Cada vez menos portugueses querem ouvir a cassete da direita

PPC

Sondagem após sondagem, os subvalorizados componentes da Geringonça continuam a contar com apoio maioritário da população, contrariando as previsões e expectativas de um certo grupo de indignados. Como é que era mesmo aquela história dos militantes insatisfeitos do PCP e do BE abandonarem o barco porque não queriam coligações com o PS, porque eram irresponsáveis ou outra treta qualquer que a imprensa do velho regime arrotava todos os dias? Yeah, right…

No início deste mês, o Expresso revelou um novo estudo, encomendado à Eurosondagem, que nos era apresentado com um título sugestivo: “Sondagem: PSD com a maior subida desde que está na oposição“. Porém, passando para lá das letras gordas do headline, a história não era lá grande coisa para Passos Coelho. Mesmo coligado com o que sobrou do CDS-PP, não ia para além dos 39%. Já a infame Engenhoca continua a ser sinónimo de maioria absoluta e vale 52,5%. Em dois meses, segundo o Expresso e a Eurosondagem, os partidos que apoiam o governo perderam, no seu conjunto, 0,3% das intenções de voto, exactamente aquilo que a Caranguejola cresceu durante “a maior subida desde que está na oposição“. Uau.

Mas sondagens há muitas e por estes dias apareceu outra por aí. A Aximage levou a cabo um estudo encomendado pelo Jornal de Negócios e Correio da Manhã (vade retro…) que revela resultados esmagadores para os partidos de direita. PSD consegue apenas 30,5%, o CDS-PP 4,9, passando a memória da velha Pàf a valer 35,4%, abaixo dos 39% obtidos pelo PS. Segundo esta sondagem, o PS e o BE (10%) estão a uma décima da maioria absoluta, que conseguem com os 6,8% atribuídos ao PCP. 55,8%. Cinco pontos acima do resultado combinado dos três partidos por altura das Legislativas.
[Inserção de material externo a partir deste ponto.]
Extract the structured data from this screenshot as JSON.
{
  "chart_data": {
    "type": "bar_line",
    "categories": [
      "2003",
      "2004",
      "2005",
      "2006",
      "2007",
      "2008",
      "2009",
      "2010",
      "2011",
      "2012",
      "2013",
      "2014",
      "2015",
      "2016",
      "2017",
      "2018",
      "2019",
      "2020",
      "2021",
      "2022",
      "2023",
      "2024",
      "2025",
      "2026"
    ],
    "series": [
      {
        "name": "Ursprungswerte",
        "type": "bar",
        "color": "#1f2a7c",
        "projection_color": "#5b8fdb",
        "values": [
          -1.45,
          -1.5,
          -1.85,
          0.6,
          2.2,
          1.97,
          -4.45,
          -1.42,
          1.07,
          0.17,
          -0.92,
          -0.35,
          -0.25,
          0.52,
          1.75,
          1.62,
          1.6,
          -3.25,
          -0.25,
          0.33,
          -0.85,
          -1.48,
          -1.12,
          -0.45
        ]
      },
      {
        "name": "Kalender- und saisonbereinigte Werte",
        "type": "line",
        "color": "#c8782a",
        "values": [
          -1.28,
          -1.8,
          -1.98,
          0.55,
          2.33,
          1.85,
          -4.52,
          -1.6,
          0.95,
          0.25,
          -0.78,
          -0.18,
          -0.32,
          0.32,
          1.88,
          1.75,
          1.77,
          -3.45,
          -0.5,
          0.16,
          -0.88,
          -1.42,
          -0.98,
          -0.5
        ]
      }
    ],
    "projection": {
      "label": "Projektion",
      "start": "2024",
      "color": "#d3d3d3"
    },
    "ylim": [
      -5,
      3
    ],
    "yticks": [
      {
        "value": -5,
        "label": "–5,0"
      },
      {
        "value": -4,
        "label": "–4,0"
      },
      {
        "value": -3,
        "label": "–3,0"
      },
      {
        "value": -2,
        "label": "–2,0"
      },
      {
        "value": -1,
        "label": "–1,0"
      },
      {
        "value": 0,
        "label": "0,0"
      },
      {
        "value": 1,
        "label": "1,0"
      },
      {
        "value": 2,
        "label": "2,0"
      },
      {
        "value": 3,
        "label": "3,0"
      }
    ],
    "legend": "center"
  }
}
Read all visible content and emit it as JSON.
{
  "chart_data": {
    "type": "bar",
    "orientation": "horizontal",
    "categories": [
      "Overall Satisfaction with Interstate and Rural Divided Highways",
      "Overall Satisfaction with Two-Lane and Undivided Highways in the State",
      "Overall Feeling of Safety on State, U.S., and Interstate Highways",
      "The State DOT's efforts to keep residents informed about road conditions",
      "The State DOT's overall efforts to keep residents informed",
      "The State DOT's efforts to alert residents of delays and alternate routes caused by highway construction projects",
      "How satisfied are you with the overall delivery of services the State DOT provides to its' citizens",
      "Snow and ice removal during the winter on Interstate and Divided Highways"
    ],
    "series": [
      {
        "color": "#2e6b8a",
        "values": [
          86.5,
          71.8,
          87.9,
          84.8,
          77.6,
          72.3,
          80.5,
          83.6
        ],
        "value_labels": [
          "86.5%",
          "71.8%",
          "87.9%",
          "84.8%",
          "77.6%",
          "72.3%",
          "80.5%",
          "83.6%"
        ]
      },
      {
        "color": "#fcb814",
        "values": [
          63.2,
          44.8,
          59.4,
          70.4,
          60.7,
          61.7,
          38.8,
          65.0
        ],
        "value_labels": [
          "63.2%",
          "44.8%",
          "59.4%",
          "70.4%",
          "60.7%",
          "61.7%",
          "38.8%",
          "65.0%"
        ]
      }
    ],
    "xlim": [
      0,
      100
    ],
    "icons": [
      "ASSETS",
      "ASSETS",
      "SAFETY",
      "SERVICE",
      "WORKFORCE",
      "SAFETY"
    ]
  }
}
A avaliação que os inquiridos fazem sobre os líderes partidários não difere muito dos resultados em cima. Passos é o pior, Cristas continua a perder popularidade, Jerónimo mantem-se estável e Catarina Martins sobe. António Costa, esse, mantem-se no topo da tabela. Conclusão? Cada vez menos portugueses querem ouvir a cassete da direita e a maioria não arreda pé. Mas são sondagens, valem o que valem. E quem não se estiver a sentir bem pode sempre tomar um Rennie. Se serve para o futebol, também deve servir para a política.

Imagem via Leituras

9 comentários em “Cada vez menos portugueses querem ouvir a cassete da direita”

  1. O que me surpreende, ou talvez não! É a desfaçatez usada na manipulação da realidade pela imprensa, nomeadamente alguns dos jornais já falados por aqui.
    Não compro e não leio jornais porque acho que não têm qualidade informativa e poder crítico sobre as diversas realidades.
    Alguma luta política está ao nível da bosta.

  2. O limiar da maioria absoluta de deputados não é 50 %, é menos. Arrisco dizer que com estes resultados seria possível uma maioria parlamentar apenas com PS+BE tanto como PS+CDU.
    É o método de Hondt.

  3. a cassete da direita agora é:

    os números da execução orçamental são bons porque foram martelados e porque o estado tem mil ziliões em pagamentos atrasados.

  4. Então não deve demorar muito uma mega campanha baseada num qualquer escândalo inventado com grande empenho da comunicação social e com a ajuda do sistema judicial para levantar a direita. O que vão inventar agora?